I have the following issue with FlyteFile + single...
# flyte-support
f
I have the following issue with FlyteFile + single node/multi-GPU PyTorch plugin: 1. When task is decorated only with
@task()
, the following code works just fine:
Copy code
@task()
def my_task(dataset: FlyteFile):
    path = dataset.download()
    # works as intended
    assert Path(path).is_file()

@workflow
def my_workflow():
    file = FlyteFile(
        path="<s3://path/to/my/file.csv>"
    )

    outputs = my_task(dataset=file)
2. When task is decorated with
@task(task_config=Elastic(nnodes=1, nproc_per_node=4)
, it breaks
Copy code
@task(task_config=Elastic(nnodes=1, nproc_per_node=4)
def my_task(dataset: FlyteFile):
    path = dataset.download()
    # .download() immediately returns and file is not there
    assert Path(path).is_file() # this will raise

@workflow
def my_workflow():
    file = FlyteFile(
        path="<s3://path/to/my/file.csv>"
    )

    outputs = my_task(dataset=file)
There's also a warning raised:
Copy code
.venv/lib/python3.12/site-packages/flytekit/types/file/file.py:356: RuntimeWarning: coroutine 'FileAccessProvider.async_get_data' was never awaited
It seems like the FlyteFile does not play well with underlying multiprocessing spawn This happens on
Flyte 1.15.3
f
Good catch.
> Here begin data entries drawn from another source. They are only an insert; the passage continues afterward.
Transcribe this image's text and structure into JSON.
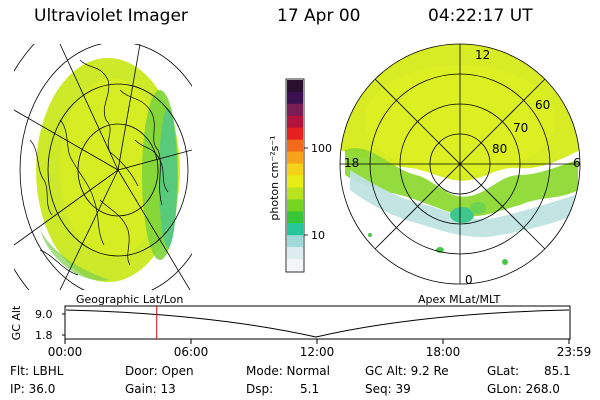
{
  "header": {
    "instrument": "Ultraviolet Imager",
    "date": "17 Apr 00",
    "time": "04:22:17 UT"
  },
  "colorbar": {
    "unit_label": "photon cm⁻²s⁻¹",
    "ticks": [
      "100",
      "10"
    ],
    "colors": [
      "#2b0f2f",
      "#3c0f52",
      "#7a1c55",
      "#b3123a",
      "#e6201e",
      "#f26b1b",
      "#f7a21a",
      "#f6d31a",
      "#e8ec17",
      "#b9e321",
      "#78d51f",
      "#37c637",
      "#27c79b",
      "#9fdad8",
      "#dcecef",
      "#f3f6f7"
    ]
  },
  "left_panel": {
    "caption": "Geographic Lat/Lon"
  },
  "right_panel": {
    "caption": "Apex MLat/MLT",
    "mlt_labels": {
      "top": "12",
      "left": "18",
      "right": "6",
      "bottom": "0"
    },
    "lat_labels": [
      "60",
      "70",
      "80"
    ]
  },
  "timeline": {
    "ylabel": "GC Alt",
    "y_ticks": [
      "9.0",
      "1.8"
    ],
    "x_ticks": [
      "00:00",
      "06:00",
      "12:00",
      "18:00",
      "23:59"
    ],
    "marker_time": "04:22",
    "marker_color": "#d01010"
  },
  "status": {
    "flt": "Flt: LBHL",
    "ip": "IP: 36.0",
    "door": "Door: Open",
    "gain": "Gain: 13",
    "mode": "Mode: Normal",
    "dsp_label": "Dsp:",
    "dsp_value": "5.1",
    "gcalt": "GC Alt: 9.2 Re",
    "seq": "Seq: 39",
    "glat_label": "GLat:",
    "glat_value": "85.1",
    "glon": "GLon: 268.0"
  }
}
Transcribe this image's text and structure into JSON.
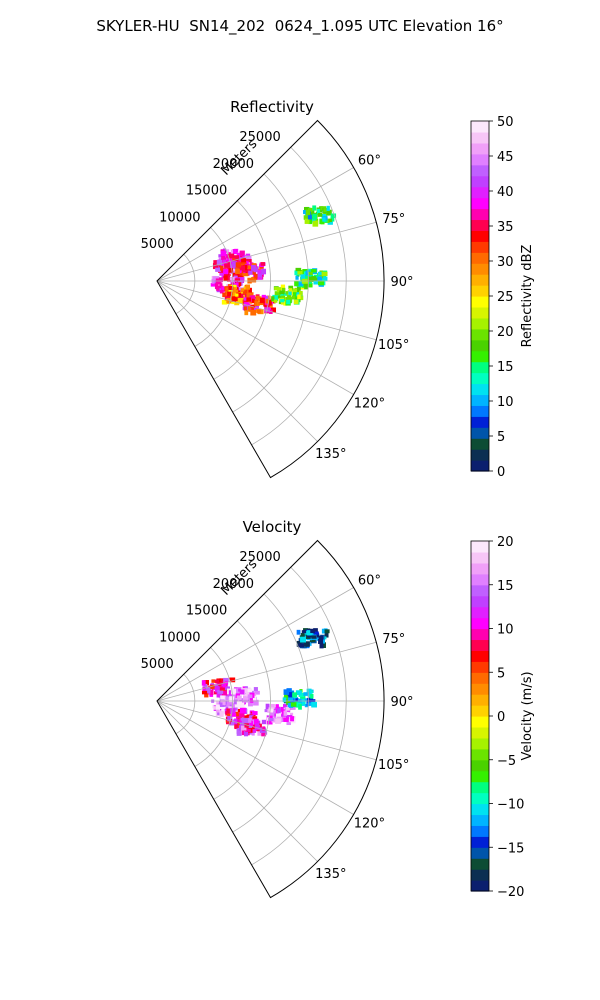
{
  "figure": {
    "suptitle": "SKYLER-HU  SN14_202  0624_1.095 UTC Elevation 16°"
  },
  "panels": [
    {
      "title": "Reflectivity",
      "range_label": "Meters",
      "range_ticks": [
        "5000",
        "10000",
        "15000",
        "20000",
        "25000"
      ],
      "azimuth_ticks": [
        "60°",
        "75°",
        "90°",
        "105°",
        "120°",
        "135°"
      ],
      "colorbar": {
        "label": "Reflectivity dBZ",
        "min": 0,
        "max": 50,
        "ticks": [
          "0",
          "5",
          "10",
          "15",
          "20",
          "25",
          "30",
          "35",
          "40",
          "45",
          "50"
        ],
        "colors": [
          "#0b1f6e",
          "#0c2f52",
          "#0d4c34",
          "#0055aa",
          "#0020d6",
          "#0078ff",
          "#00b4ff",
          "#00e2f0",
          "#00ffc0",
          "#00ff80",
          "#35f000",
          "#4ad200",
          "#6be300",
          "#a6f200",
          "#d7f500",
          "#ffff00",
          "#ffd200",
          "#ffb000",
          "#ff8c00",
          "#ff6a00",
          "#ff3a00",
          "#ff0000",
          "#ff0050",
          "#ff00b0",
          "#ff00ff",
          "#e020ff",
          "#c040ff",
          "#c060ff",
          "#e080ff",
          "#f0a0f8",
          "#f7c6f7",
          "#fce8fc"
        ]
      }
    },
    {
      "title": "Velocity",
      "range_label": "Meters",
      "range_ticks": [
        "5000",
        "10000",
        "15000",
        "20000",
        "25000"
      ],
      "azimuth_ticks": [
        "60°",
        "75°",
        "90°",
        "105°",
        "120°",
        "135°"
      ],
      "colorbar": {
        "label": "Velocity (m/s)",
        "min": -20,
        "max": 20,
        "ticks": [
          "−20",
          "−15",
          "−10",
          "−5",
          "0",
          "5",
          "10",
          "15",
          "20"
        ],
        "colors": [
          "#0b1f6e",
          "#0c2f52",
          "#0d4c34",
          "#0055aa",
          "#0020d6",
          "#0078ff",
          "#00b4ff",
          "#00e2f0",
          "#00ffc0",
          "#00ff80",
          "#35f000",
          "#4ad200",
          "#6be300",
          "#a6f200",
          "#d7f500",
          "#ffff00",
          "#ffd200",
          "#ffb000",
          "#ff8c00",
          "#ff6a00",
          "#ff3a00",
          "#ff0000",
          "#ff0050",
          "#ff00b0",
          "#ff00ff",
          "#e020ff",
          "#c040ff",
          "#c060ff",
          "#e080ff",
          "#f0a0f8",
          "#f7c6f7",
          "#fce8fc"
        ]
      }
    }
  ],
  "chart_data": [
    {
      "type": "polar sector (radar PPI)",
      "title": "Reflectivity",
      "theta_range_deg": [
        45,
        150
      ],
      "radial_range_m": [
        0,
        30000
      ],
      "radial_ticks": [
        5000,
        10000,
        15000,
        20000,
        25000
      ],
      "theta_ticks_deg": [
        60,
        75,
        90,
        105,
        120,
        135
      ],
      "colorbar_range": [
        0,
        50
      ],
      "units": "dBZ",
      "grid": true,
      "echo_cells": [
        {
          "az": 72,
          "r": 10500,
          "dbz": 40
        },
        {
          "az": 78,
          "r": 9500,
          "dbz": 38
        },
        {
          "az": 83,
          "r": 12000,
          "dbz": 36
        },
        {
          "az": 92,
          "r": 9000,
          "dbz": 40
        },
        {
          "az": 98,
          "r": 10500,
          "dbz": 30
        },
        {
          "az": 102,
          "r": 13500,
          "dbz": 35
        },
        {
          "az": 95,
          "r": 17000,
          "dbz": 18
        },
        {
          "az": 88,
          "r": 20000,
          "dbz": 15
        },
        {
          "az": 67,
          "r": 23000,
          "dbz": 15
        }
      ]
    },
    {
      "type": "polar sector (radar PPI)",
      "title": "Velocity",
      "theta_range_deg": [
        45,
        150
      ],
      "radial_range_m": [
        0,
        30000
      ],
      "radial_ticks": [
        5000,
        10000,
        15000,
        20000,
        25000
      ],
      "theta_ticks_deg": [
        60,
        75,
        90,
        105,
        120,
        135
      ],
      "colorbar_range": [
        -20,
        20
      ],
      "units": "m/s",
      "grid": true,
      "echo_cells": [
        {
          "az": 75,
          "r": 8000,
          "vel": 10
        },
        {
          "az": 85,
          "r": 11000,
          "vel": 15
        },
        {
          "az": 92,
          "r": 9000,
          "vel": 17
        },
        {
          "az": 100,
          "r": 11000,
          "vel": 10
        },
        {
          "az": 105,
          "r": 12500,
          "vel": 12
        },
        {
          "az": 95,
          "r": 16000,
          "vel": 15
        },
        {
          "az": 88,
          "r": 18500,
          "vel": -10
        },
        {
          "az": 67,
          "r": 22000,
          "vel": -15
        }
      ]
    }
  ]
}
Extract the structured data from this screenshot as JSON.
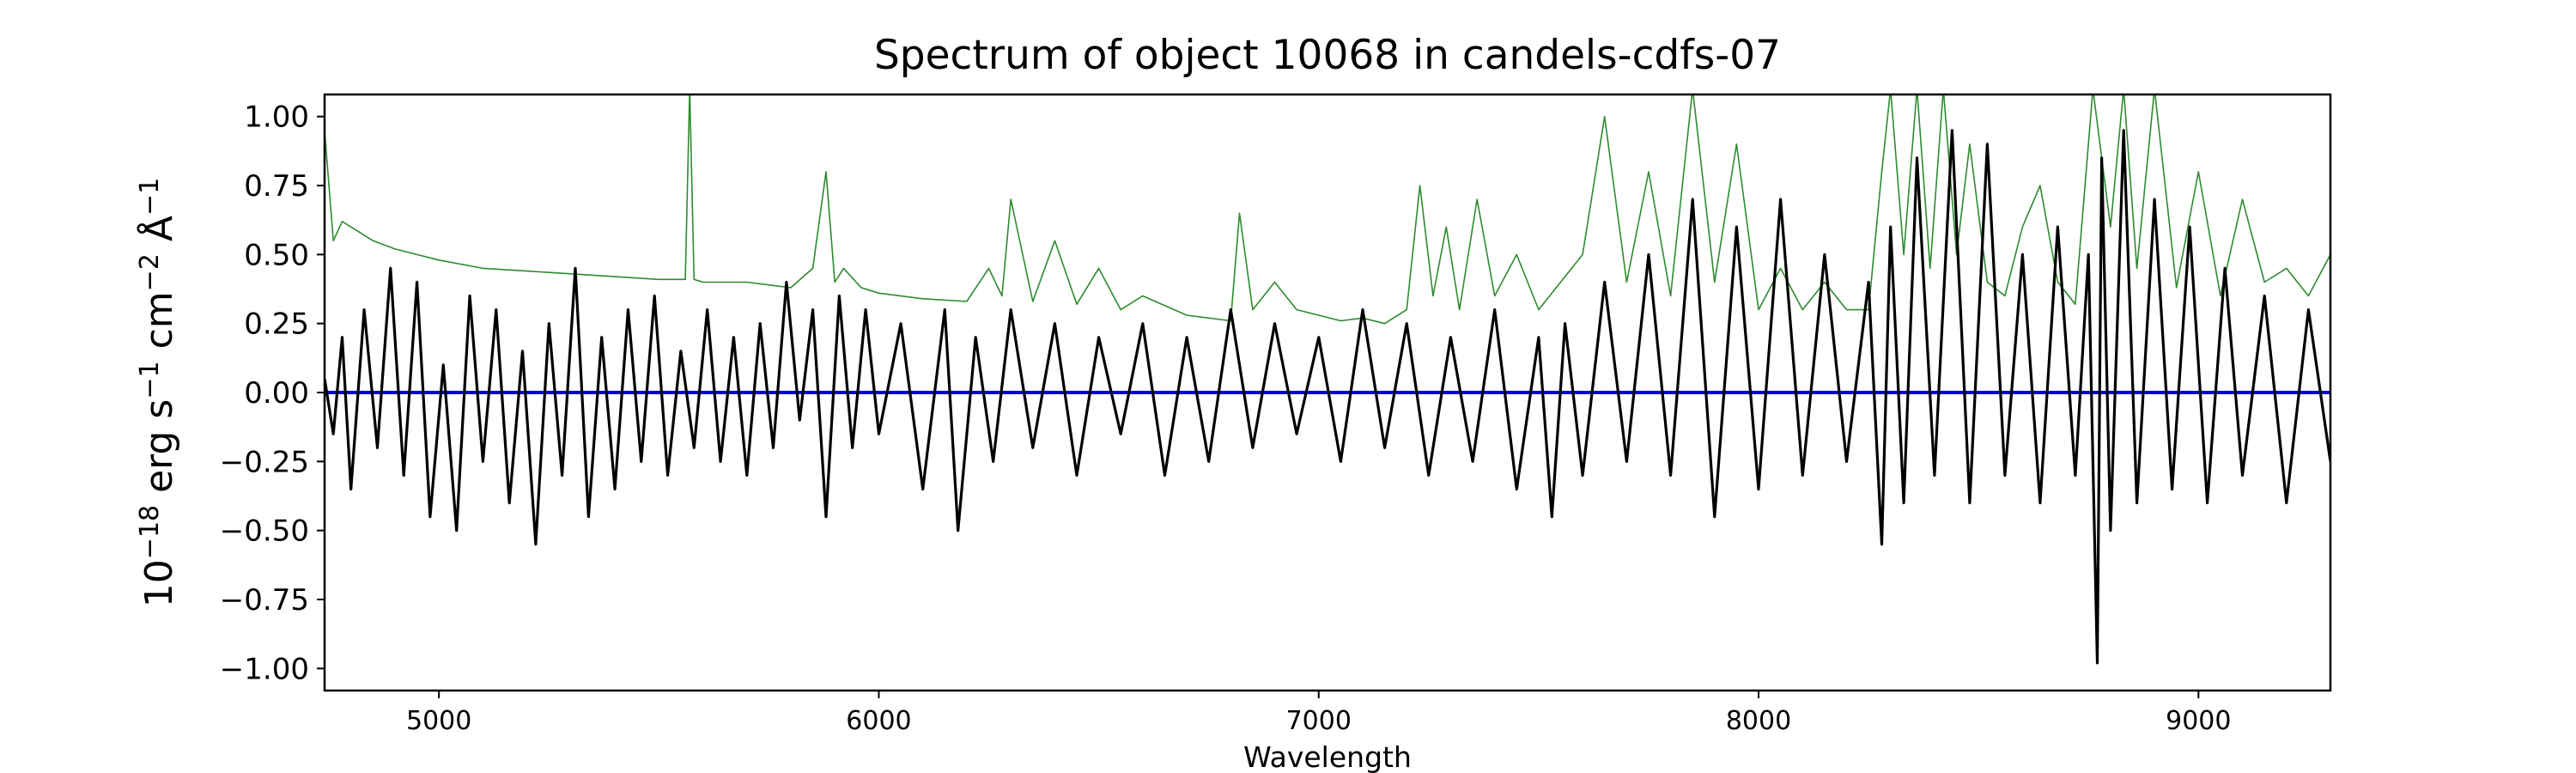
{
  "chart_data": {
    "type": "line",
    "title": "Spectrum of object 10068 in candels-cdfs-07",
    "xlabel": "Wavelength",
    "ylabel": {
      "base": "10",
      "exp1": "−18",
      "erg": " erg s",
      "exp2": "−1",
      "cm": " cm",
      "exp3": "−2",
      "ang": " Å",
      "exp4": "−1"
    },
    "xlim": [
      4740,
      9300
    ],
    "ylim": [
      -1.08,
      1.08
    ],
    "x_ticks": [
      5000,
      6000,
      7000,
      8000,
      9000
    ],
    "x_tick_labels": [
      "5000",
      "6000",
      "7000",
      "8000",
      "9000"
    ],
    "y_ticks": [
      1.0,
      0.75,
      0.5,
      0.25,
      0.0,
      -0.25,
      -0.5,
      -0.75,
      -1.0
    ],
    "y_tick_labels": [
      "1.00",
      "0.75",
      "0.50",
      "0.25",
      "0.00",
      "−0.25",
      "−0.50",
      "−0.75",
      "−1.00"
    ],
    "grid": false,
    "legend": "none",
    "colors": {
      "flux": "#000000",
      "error": "#2e8b2e",
      "zero": "#0000cc"
    },
    "series": [
      {
        "role": "flux",
        "x": [
          4740,
          4760,
          4780,
          4800,
          4830,
          4860,
          4890,
          4920,
          4950,
          4980,
          5010,
          5040,
          5070,
          5100,
          5130,
          5160,
          5190,
          5220,
          5250,
          5280,
          5310,
          5340,
          5370,
          5400,
          5430,
          5460,
          5490,
          5520,
          5550,
          5580,
          5610,
          5640,
          5670,
          5700,
          5730,
          5760,
          5790,
          5820,
          5850,
          5880,
          5910,
          5940,
          5970,
          6000,
          6050,
          6100,
          6150,
          6180,
          6220,
          6260,
          6300,
          6350,
          6400,
          6450,
          6500,
          6550,
          6600,
          6650,
          6700,
          6750,
          6800,
          6850,
          6900,
          6950,
          7000,
          7050,
          7100,
          7150,
          7200,
          7250,
          7300,
          7350,
          7400,
          7450,
          7500,
          7530,
          7560,
          7600,
          7650,
          7700,
          7750,
          7800,
          7850,
          7900,
          7950,
          8000,
          8050,
          8100,
          8150,
          8200,
          8250,
          8280,
          8300,
          8330,
          8360,
          8400,
          8440,
          8480,
          8520,
          8560,
          8600,
          8640,
          8680,
          8720,
          8750,
          8770,
          8780,
          8800,
          8830,
          8860,
          8900,
          8940,
          8980,
          9020,
          9060,
          9100,
          9150,
          9200,
          9250,
          9300
        ],
        "y": [
          0.05,
          -0.15,
          0.2,
          -0.35,
          0.3,
          -0.2,
          0.45,
          -0.3,
          0.4,
          -0.45,
          0.1,
          -0.5,
          0.35,
          -0.25,
          0.3,
          -0.4,
          0.15,
          -0.55,
          0.25,
          -0.3,
          0.45,
          -0.45,
          0.2,
          -0.35,
          0.3,
          -0.25,
          0.35,
          -0.3,
          0.15,
          -0.2,
          0.3,
          -0.25,
          0.2,
          -0.3,
          0.25,
          -0.2,
          0.4,
          -0.1,
          0.3,
          -0.45,
          0.35,
          -0.2,
          0.3,
          -0.15,
          0.25,
          -0.35,
          0.3,
          -0.5,
          0.2,
          -0.25,
          0.3,
          -0.2,
          0.25,
          -0.3,
          0.2,
          -0.15,
          0.25,
          -0.3,
          0.2,
          -0.25,
          0.3,
          -0.2,
          0.25,
          -0.15,
          0.2,
          -0.25,
          0.3,
          -0.2,
          0.25,
          -0.3,
          0.2,
          -0.25,
          0.3,
          -0.35,
          0.2,
          -0.45,
          0.25,
          -0.3,
          0.4,
          -0.25,
          0.5,
          -0.3,
          0.7,
          -0.45,
          0.6,
          -0.35,
          0.7,
          -0.3,
          0.5,
          -0.25,
          0.4,
          -0.55,
          0.6,
          -0.4,
          0.85,
          -0.3,
          0.95,
          -0.4,
          0.9,
          -0.3,
          0.5,
          -0.4,
          0.6,
          -0.3,
          0.5,
          -0.98,
          0.85,
          -0.5,
          0.95,
          -0.4,
          0.7,
          -0.35,
          0.6,
          -0.4,
          0.45,
          -0.3,
          0.35,
          -0.4,
          0.3,
          -0.25
        ]
      },
      {
        "role": "error",
        "x": [
          4740,
          4760,
          4780,
          4800,
          4850,
          4900,
          4950,
          5000,
          5100,
          5200,
          5300,
          5400,
          5500,
          5560,
          5570,
          5580,
          5600,
          5700,
          5800,
          5850,
          5880,
          5900,
          5920,
          5960,
          6000,
          6100,
          6200,
          6250,
          6280,
          6300,
          6350,
          6400,
          6450,
          6500,
          6550,
          6600,
          6700,
          6800,
          6820,
          6850,
          6900,
          6950,
          7000,
          7050,
          7100,
          7150,
          7200,
          7230,
          7260,
          7290,
          7320,
          7360,
          7400,
          7450,
          7500,
          7550,
          7600,
          7650,
          7700,
          7750,
          7800,
          7850,
          7900,
          7950,
          8000,
          8050,
          8100,
          8150,
          8200,
          8250,
          8280,
          8300,
          8330,
          8360,
          8390,
          8420,
          8450,
          8480,
          8520,
          8560,
          8600,
          8640,
          8680,
          8720,
          8760,
          8800,
          8830,
          8860,
          8900,
          8950,
          9000,
          9050,
          9100,
          9150,
          9200,
          9250,
          9300
        ],
        "y": [
          0.95,
          0.55,
          0.62,
          0.6,
          0.55,
          0.52,
          0.5,
          0.48,
          0.45,
          0.44,
          0.43,
          0.42,
          0.41,
          0.41,
          1.1,
          0.41,
          0.4,
          0.4,
          0.38,
          0.45,
          0.8,
          0.4,
          0.45,
          0.38,
          0.36,
          0.34,
          0.33,
          0.45,
          0.35,
          0.7,
          0.33,
          0.55,
          0.32,
          0.45,
          0.3,
          0.35,
          0.28,
          0.26,
          0.65,
          0.3,
          0.4,
          0.3,
          0.28,
          0.26,
          0.27,
          0.25,
          0.3,
          0.75,
          0.35,
          0.6,
          0.3,
          0.7,
          0.35,
          0.5,
          0.3,
          0.4,
          0.5,
          1.0,
          0.4,
          0.8,
          0.35,
          1.1,
          0.4,
          0.9,
          0.3,
          0.45,
          0.3,
          0.4,
          0.3,
          0.3,
          0.8,
          1.1,
          0.5,
          1.1,
          0.45,
          1.1,
          0.5,
          0.9,
          0.4,
          0.35,
          0.6,
          0.75,
          0.4,
          0.32,
          1.1,
          0.6,
          1.1,
          0.45,
          1.1,
          0.38,
          0.8,
          0.35,
          0.7,
          0.4,
          0.45,
          0.35,
          0.5
        ]
      },
      {
        "role": "zero",
        "x": [
          4740,
          9300
        ],
        "y": [
          0.0,
          0.0
        ]
      }
    ]
  }
}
It should not stay open in the spawn
In v2 we have changed the architecture of flytefile, this should not happen, but let’s look into this for v1 too
f
It should not stay open in the spawn
WDYM?
Hello?
f
For the multi you train we spawn torchrun spawns many processes
f
I was asking about "It should not stay open in the spawn"
Can you provide a solution/workaround for that @freezing-airport-6809?
f
But this is just a warning
Should not impact anything
It’s a fortune handle that was shared
Not run
f
No, the warning is "additional" - the main reason I wrote this because it actually breaks
f
Ok I need to reproduce
🤞 1
i wont get to it for a bit, but will do. cc @echoing-account-76888 if you happen to look into this?
🙏 1
🫡 1
e
Sure! I'll look into this
🙏 1
Just a quick update, I can reproduce this on my side. The error occurs on both local and remote. I’m working on a fix. Thank you for your patience! 🙏
🤞 2
Fixed in https://github.com/flyteorg/flytekit/pull/3313 I think it's an edge case using
loop_manager.synced
+ spawn. I leave more context in the PR description, feel free to have a look and leave comments!
🔥 1
f
Cc @thankful-minister-83577 fyi for v2? Shouldn’t need it
f
Awesome @echoing-account-76888, thanks for fixing it! 🎖️ @freezing-airport-6809 will v2 still support PyTorch Elastic? (via decorator, same as in v1)?
f
Absolutely
We are working on it
You can contribute too
We already have Ray spark and dask
Do you have any improvement suggestions
f
I has quietly hoping for a decorator for PyTorch that wouldn't require installing 3rd party software in K8s besides Flyte itself 🤞
f
Wdym
For distributed training?
f
Yes - right now, if you want to do distributed training on > 1 node, you have to either install KF training operator or Ray on the cluster, which adds complexity. PyTorch is THE FRAMEWORK for neural networks right now, so having 1st party support for it in Flyte itself would be 🎖️
f
@flat-waiter-82487 we have started working on honest support
I don’t think it’s a lot of work, but we are working through how the experience should be
You are right, we concluded in Flyte 2 we will ship oob with jobset based multinode training
💜 1
It will available in Flyte 1 too
💜 1
f
Aw yeah! 🦜
f
will take some time
@flat-waiter-82487 what would you like to improve in it?
f
Functionally I would like the following things: 1. Ability to decorate a task to make it distributed (so 2 params in it at least: num_nodes, num_proc_per_node - same as now?) 2. Support for TorchElastic and fault tolerance during training with auto-recovery 3. No requirement of installing 3rd party extensions to the cluster besides Flyte and its CRDs (CRDs coming from Flyte itself would be fine) 4. Ability to specify num_nodes/num_proc_per_node dynamically (e.g. via task param or something) - right now as far as I know, it has to be "baked in" into the task definition = somehow hardcoded - this is a painpoint during development, because in development we usually use small machines with 2-4 GPUs and then we go full throttle on larger machines with 8 GPUs and we have to re-configure the code manually to do it instead of just swapping
--num_proc_per_node=8
or sth.